New York-based artist Firelei Báez imagines how bodies (especially of women and people of color), landscapes and ornaments bear traces of colonial migration. Her dense, painterly compositions utilize figuration and patterning to evoke the hybrid foundations of identity, including her own. Born in 1981 near the Dominican Republic’s Haitian border, Báez as a child witnessed racial tensions play out between citizens of the two countries of Hispaniola (one predominantly Hispanic, one mostly black). Her family later moved to Miami, where she grappled with both the internecine identity struggles of the Caribbean diaspora and U.S. racism.
The series Can I Pass? Introducing the Paper Bag to the Fan Test (2010-12) hints at Báez’s navigation of social stratification based on phenotype. The title references two unscientific tests used to determine African heritage: measuring the lightness of an individual’s skin tone against a brown paper bag and the coarseness of one’s hair based on whether it flows straight back from a fan’s breeze. Báez produced daily drawings of her own silhouetted head, systematically illustrating the different ways she styled her kinky hair and the variations in her skin tone. In each portrait, her eyes—unexpectedly peering out as if through a mask—gaze confrontationally at the viewer, while the rest of her head and shoulders are filled in with quick strokes of gouache. The work combines Conceptual seriality with the expressiveness of self-portraiture.

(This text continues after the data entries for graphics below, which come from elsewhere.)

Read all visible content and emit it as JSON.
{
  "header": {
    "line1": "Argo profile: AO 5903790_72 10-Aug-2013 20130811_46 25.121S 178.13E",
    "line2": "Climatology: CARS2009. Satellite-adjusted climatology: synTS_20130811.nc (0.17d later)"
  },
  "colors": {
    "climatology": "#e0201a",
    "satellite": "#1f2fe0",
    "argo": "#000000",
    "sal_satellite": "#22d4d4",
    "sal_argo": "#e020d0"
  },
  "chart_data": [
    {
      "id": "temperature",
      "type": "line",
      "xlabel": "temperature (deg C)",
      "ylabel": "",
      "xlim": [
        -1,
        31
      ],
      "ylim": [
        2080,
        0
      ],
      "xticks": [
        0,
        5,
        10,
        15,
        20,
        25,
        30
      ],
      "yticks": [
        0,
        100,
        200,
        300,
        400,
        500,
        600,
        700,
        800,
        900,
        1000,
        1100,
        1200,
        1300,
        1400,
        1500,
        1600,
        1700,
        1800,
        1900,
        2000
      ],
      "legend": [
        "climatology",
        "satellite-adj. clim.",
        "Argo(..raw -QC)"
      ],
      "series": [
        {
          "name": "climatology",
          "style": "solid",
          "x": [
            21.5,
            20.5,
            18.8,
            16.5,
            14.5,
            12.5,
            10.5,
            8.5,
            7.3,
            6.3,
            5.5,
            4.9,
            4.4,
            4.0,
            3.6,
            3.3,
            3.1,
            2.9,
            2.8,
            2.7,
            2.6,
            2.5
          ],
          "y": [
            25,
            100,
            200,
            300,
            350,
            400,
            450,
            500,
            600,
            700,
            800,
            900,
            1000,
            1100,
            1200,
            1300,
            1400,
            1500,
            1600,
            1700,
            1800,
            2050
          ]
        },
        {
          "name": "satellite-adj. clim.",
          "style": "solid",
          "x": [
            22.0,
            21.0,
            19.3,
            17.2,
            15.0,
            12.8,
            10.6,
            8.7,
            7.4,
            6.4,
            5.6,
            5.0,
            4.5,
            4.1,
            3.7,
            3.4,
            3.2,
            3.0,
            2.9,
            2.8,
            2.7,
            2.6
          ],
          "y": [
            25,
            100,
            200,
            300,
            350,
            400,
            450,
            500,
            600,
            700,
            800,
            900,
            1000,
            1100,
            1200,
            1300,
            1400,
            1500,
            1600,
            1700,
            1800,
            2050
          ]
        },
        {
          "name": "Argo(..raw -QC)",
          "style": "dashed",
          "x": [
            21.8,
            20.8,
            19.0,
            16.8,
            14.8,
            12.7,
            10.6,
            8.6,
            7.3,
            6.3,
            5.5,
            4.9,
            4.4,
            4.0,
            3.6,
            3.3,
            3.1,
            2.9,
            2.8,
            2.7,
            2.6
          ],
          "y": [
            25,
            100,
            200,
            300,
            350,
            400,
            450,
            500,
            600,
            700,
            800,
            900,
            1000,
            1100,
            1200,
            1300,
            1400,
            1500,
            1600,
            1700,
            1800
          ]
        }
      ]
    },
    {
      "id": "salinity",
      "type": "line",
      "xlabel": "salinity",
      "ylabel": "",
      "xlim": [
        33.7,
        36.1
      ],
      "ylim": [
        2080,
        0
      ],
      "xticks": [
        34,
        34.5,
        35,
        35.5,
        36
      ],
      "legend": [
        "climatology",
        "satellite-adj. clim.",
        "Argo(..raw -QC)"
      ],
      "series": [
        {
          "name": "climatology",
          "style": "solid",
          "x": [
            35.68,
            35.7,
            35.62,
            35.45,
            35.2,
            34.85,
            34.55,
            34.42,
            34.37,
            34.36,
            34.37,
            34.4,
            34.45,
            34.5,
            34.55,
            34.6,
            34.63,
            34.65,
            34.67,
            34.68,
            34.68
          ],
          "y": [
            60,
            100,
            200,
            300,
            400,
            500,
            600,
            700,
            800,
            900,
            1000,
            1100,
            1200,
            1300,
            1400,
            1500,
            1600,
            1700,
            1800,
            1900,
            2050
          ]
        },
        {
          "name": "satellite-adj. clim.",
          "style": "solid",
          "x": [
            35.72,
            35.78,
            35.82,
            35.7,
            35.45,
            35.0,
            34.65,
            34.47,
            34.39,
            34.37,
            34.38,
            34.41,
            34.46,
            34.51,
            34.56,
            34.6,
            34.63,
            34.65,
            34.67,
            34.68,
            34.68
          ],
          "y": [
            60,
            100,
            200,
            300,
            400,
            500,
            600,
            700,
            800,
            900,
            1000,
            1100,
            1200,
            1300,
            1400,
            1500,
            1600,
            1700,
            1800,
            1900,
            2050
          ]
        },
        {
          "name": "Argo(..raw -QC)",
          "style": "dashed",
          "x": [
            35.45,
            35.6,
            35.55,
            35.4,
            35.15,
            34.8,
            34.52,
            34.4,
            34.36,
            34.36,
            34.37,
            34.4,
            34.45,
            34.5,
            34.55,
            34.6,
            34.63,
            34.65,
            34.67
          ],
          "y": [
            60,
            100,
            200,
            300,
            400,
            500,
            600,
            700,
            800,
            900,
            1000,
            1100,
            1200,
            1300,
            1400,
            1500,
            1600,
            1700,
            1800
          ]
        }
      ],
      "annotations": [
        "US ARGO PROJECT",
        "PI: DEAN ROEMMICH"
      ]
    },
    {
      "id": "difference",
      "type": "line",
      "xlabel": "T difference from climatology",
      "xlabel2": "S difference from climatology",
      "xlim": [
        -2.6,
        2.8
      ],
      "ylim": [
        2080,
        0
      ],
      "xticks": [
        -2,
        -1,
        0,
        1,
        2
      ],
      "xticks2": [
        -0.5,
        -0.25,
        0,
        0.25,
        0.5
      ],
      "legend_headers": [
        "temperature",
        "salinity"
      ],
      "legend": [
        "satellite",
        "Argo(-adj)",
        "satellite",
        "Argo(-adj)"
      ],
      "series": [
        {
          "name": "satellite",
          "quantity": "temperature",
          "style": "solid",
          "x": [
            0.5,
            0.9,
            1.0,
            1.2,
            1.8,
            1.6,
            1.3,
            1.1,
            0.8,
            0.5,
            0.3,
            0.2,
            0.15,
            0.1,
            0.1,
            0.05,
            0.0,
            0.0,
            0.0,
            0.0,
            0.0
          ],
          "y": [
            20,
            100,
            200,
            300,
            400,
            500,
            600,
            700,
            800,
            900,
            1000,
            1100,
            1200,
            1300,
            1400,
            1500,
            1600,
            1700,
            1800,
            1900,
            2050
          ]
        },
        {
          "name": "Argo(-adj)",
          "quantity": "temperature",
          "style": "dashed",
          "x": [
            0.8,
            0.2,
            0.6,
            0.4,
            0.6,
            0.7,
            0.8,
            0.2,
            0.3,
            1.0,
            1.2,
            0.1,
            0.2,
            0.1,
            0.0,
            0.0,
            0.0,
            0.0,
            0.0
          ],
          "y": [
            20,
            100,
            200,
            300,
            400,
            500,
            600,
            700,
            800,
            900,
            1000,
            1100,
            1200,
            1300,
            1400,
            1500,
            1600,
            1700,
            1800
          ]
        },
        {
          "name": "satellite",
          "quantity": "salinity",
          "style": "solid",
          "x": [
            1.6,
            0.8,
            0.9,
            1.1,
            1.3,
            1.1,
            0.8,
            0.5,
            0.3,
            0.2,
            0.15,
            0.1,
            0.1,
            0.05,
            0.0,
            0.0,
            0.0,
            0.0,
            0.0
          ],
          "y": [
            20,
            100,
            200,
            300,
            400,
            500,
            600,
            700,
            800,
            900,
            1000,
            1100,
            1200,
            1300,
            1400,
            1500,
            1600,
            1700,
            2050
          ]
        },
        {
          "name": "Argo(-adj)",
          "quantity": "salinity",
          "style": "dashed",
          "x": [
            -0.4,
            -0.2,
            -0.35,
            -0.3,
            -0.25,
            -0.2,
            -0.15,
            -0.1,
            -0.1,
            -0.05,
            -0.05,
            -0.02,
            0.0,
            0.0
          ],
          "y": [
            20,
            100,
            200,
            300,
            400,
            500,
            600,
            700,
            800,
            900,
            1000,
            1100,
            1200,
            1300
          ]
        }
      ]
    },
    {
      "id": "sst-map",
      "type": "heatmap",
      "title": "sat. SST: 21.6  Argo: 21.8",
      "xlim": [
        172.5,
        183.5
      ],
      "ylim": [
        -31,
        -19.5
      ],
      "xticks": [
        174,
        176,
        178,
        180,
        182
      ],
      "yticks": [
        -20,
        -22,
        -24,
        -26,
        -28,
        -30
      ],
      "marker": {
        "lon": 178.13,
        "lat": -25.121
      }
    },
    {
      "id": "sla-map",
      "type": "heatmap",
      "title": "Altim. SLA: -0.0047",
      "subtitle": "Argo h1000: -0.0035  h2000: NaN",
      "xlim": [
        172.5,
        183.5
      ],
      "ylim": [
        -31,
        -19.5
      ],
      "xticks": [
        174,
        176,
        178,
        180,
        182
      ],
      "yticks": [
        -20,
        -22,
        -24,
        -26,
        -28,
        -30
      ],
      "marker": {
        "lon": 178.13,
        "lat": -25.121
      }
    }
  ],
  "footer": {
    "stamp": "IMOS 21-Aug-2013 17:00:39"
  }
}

Báez addresses the subversive potential of style and portraiture in various ways. A painting series called Geographic Delay (2010-ongoing) depicts ornately costumed women she scouted at Brooklyn’s West Indian American Day parade. Báez renders their skin tattooed with abstract decorative motifs as well as landscapes of Latin America, Asia and other homelands, suggesting how cultural identity is both performed and concealed. A recent group of paintings illustrate tignons, head coverings that 18th-century free women of African descent in Spanish-ruled Louisiana were mandated to wear over their hair. Meant to denote the women’s relationship to slaves and to deter lust, tignons became an element of high fashion as their wearers decorated them with luxurious imported fabrics, stylish knotting techniques, ribbons and baubles. In Báez’s Neoclassical-inspired portrait Sans-Souci (this threshold between a dematerialized and a historicized body), 2015, a woman is depicted with yellow, red and green patterns over her face and neck, evoking a streaky topography, while her fantastic tignon-like headdress, painted in neutral tones, contains patterned fabrics, twinned snakes (a global symbol of knowledge) and feathers.

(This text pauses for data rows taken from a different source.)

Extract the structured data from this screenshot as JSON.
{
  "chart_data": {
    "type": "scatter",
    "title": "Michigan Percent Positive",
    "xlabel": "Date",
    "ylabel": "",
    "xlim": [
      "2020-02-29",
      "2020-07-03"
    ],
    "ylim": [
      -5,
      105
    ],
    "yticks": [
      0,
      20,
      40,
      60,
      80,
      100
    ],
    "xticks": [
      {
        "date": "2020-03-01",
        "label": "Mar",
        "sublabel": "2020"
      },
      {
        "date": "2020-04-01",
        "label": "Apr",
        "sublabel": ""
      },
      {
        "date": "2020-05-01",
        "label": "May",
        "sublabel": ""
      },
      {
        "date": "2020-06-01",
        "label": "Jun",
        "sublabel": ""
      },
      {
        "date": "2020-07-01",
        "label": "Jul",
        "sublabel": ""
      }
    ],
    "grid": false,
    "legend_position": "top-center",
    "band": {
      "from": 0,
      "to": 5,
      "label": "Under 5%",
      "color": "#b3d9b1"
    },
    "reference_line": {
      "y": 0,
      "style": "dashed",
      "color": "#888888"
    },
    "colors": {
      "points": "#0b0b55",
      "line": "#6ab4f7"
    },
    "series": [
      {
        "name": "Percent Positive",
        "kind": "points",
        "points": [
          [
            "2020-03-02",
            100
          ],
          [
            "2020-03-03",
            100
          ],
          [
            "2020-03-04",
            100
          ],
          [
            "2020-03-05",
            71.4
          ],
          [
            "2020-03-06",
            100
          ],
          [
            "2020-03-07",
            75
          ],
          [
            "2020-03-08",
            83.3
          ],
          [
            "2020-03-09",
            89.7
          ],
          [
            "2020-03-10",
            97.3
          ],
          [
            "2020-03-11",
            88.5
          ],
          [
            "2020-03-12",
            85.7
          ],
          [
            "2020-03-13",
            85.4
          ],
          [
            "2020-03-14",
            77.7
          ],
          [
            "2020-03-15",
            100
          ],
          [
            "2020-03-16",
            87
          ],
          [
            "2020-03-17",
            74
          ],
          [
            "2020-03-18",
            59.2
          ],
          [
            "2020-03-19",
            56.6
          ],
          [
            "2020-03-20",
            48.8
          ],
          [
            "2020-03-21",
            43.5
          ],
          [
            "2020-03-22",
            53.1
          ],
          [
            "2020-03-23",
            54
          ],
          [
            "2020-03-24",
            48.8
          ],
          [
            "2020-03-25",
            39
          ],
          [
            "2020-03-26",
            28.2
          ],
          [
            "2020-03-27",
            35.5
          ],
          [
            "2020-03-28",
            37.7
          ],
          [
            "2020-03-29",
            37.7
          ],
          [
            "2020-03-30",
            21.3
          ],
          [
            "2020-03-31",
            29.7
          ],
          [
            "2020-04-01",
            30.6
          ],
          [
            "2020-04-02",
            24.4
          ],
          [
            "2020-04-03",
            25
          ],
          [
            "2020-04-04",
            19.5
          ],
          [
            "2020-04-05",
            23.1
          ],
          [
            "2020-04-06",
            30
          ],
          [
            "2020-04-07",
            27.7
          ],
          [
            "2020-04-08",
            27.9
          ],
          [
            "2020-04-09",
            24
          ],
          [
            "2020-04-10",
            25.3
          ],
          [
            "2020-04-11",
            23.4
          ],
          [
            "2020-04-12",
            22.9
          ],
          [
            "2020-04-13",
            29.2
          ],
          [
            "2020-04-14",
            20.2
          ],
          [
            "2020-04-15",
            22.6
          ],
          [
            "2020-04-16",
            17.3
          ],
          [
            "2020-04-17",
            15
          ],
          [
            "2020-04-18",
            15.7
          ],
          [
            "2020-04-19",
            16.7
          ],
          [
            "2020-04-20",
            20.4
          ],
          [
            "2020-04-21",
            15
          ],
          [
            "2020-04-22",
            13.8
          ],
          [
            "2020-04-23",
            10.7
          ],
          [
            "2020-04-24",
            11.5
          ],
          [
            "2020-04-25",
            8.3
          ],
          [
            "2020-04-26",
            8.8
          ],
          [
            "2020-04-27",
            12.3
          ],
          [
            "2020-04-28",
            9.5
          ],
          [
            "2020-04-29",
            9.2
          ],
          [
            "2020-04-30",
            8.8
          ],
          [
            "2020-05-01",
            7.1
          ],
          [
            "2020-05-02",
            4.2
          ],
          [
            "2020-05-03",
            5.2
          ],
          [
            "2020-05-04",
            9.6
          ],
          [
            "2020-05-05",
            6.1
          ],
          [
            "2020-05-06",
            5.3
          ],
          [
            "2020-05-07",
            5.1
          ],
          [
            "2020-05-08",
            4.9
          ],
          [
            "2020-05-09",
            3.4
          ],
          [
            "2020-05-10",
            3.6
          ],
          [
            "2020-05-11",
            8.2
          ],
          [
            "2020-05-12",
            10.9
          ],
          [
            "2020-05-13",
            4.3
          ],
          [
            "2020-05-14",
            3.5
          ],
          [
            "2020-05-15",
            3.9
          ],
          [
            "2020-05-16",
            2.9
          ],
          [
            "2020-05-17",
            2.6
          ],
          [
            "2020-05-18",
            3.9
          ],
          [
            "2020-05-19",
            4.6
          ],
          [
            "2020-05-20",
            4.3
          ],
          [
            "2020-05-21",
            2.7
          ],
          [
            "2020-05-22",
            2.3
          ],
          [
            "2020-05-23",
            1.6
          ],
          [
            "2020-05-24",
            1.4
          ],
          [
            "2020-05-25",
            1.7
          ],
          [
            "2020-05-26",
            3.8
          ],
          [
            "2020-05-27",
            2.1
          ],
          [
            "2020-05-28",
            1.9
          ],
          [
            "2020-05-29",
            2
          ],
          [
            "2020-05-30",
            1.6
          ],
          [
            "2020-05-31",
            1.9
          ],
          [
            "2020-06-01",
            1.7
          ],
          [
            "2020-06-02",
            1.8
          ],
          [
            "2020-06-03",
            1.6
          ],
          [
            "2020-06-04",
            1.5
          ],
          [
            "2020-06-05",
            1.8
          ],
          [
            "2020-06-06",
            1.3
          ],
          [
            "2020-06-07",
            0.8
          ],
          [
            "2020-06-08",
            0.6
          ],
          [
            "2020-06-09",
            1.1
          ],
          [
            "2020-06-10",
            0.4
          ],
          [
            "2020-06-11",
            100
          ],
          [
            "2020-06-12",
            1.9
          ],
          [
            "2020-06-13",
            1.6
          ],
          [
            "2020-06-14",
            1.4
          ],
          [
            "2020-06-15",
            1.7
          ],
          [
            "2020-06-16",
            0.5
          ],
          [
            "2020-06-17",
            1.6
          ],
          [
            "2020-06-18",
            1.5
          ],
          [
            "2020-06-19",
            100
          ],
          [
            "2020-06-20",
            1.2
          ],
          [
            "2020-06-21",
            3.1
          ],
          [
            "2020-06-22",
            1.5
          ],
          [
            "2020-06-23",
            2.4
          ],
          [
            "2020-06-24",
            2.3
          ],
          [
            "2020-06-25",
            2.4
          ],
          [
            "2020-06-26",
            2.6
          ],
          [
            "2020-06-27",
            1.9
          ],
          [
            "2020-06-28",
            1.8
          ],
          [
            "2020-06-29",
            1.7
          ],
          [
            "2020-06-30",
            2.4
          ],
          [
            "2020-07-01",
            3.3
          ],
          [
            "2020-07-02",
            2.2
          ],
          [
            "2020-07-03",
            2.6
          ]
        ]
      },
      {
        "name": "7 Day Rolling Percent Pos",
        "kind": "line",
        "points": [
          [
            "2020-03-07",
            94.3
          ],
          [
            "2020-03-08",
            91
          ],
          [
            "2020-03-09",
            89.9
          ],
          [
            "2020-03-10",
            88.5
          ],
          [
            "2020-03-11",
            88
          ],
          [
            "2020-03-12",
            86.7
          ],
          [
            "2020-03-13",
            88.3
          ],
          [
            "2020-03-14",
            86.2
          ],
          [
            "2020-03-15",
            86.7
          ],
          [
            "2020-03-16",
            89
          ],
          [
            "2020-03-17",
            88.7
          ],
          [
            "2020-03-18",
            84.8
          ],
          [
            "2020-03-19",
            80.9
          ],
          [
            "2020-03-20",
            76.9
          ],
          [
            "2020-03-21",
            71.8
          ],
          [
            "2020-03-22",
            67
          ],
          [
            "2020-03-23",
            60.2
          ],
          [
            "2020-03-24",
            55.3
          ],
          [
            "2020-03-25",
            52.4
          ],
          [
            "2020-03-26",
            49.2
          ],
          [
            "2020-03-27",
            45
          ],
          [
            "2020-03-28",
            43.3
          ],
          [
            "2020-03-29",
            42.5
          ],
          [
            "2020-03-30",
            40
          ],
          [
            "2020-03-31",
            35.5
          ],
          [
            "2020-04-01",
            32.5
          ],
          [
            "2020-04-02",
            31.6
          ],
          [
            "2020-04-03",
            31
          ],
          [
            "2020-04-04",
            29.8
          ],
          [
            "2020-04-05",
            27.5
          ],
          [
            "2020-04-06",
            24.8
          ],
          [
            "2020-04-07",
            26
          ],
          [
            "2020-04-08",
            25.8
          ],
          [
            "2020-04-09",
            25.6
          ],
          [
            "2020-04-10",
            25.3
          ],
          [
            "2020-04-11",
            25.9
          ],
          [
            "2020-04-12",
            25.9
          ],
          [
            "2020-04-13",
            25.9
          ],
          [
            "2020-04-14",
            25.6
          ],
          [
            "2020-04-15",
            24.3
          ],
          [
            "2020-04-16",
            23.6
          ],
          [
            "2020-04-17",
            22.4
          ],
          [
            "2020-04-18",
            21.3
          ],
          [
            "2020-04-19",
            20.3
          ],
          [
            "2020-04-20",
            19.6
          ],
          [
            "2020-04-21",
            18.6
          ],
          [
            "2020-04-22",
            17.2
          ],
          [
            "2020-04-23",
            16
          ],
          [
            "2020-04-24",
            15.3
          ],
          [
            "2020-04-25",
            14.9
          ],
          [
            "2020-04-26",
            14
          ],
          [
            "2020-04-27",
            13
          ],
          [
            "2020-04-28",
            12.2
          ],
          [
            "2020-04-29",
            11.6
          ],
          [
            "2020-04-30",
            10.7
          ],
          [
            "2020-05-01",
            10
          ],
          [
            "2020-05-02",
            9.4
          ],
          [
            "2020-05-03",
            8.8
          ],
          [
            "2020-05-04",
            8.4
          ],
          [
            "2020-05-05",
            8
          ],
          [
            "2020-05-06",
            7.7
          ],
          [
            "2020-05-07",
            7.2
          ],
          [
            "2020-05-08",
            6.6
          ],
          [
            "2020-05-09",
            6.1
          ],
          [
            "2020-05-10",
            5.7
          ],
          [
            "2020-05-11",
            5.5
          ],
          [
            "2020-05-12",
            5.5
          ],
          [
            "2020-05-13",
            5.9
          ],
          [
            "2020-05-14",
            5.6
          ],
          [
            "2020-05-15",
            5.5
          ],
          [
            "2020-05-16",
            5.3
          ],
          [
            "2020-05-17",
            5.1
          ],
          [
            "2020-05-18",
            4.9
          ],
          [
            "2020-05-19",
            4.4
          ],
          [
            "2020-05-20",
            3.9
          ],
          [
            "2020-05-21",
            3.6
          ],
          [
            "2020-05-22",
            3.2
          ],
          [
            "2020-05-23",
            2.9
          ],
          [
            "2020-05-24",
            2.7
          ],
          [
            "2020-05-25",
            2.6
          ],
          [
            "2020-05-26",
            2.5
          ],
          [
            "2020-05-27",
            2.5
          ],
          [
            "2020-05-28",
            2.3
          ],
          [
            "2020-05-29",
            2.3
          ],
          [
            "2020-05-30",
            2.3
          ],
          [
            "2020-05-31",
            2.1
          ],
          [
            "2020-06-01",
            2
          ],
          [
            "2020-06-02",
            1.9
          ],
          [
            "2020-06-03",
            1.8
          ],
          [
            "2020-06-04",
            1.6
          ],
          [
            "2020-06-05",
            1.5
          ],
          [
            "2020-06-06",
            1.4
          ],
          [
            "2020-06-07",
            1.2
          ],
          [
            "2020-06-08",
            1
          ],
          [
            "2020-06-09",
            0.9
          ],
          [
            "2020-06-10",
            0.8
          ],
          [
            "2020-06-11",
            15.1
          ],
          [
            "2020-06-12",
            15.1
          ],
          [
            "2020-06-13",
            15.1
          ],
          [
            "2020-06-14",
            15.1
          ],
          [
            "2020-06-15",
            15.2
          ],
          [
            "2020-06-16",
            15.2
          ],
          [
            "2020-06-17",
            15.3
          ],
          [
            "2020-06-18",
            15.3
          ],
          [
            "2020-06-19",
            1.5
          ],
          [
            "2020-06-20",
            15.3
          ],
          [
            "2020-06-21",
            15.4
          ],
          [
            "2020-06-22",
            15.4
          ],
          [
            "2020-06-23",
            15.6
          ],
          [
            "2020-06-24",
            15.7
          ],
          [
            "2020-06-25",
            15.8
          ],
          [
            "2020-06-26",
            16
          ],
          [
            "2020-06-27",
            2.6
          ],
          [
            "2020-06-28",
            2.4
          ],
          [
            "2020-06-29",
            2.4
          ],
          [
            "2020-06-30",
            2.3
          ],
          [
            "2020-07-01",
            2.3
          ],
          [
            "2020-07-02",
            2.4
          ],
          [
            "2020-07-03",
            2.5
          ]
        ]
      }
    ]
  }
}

The 2015 painting series Bloodlines reclaims the aesthetic and emancipatory potential of feminized, decorative elements. Báez has created indigo fabrics elaborating a cosmology of original symbols, which she then renders on large canvases. She juxtaposes resistance icons, such as a black panther and a socialist fist, with hair picks and the Latin American azabache fist, an emblem meant to ward off the evil eye.
Firelei Báez is featured in the solo exhibitions “Trust Memory Over History,” Jan. 27-Mar. 5, at Gallery Wendi Norris, San Francisco, Calif., and “Bloodlines,” on view at the Pérez Art Museum Miami through Mar. 6.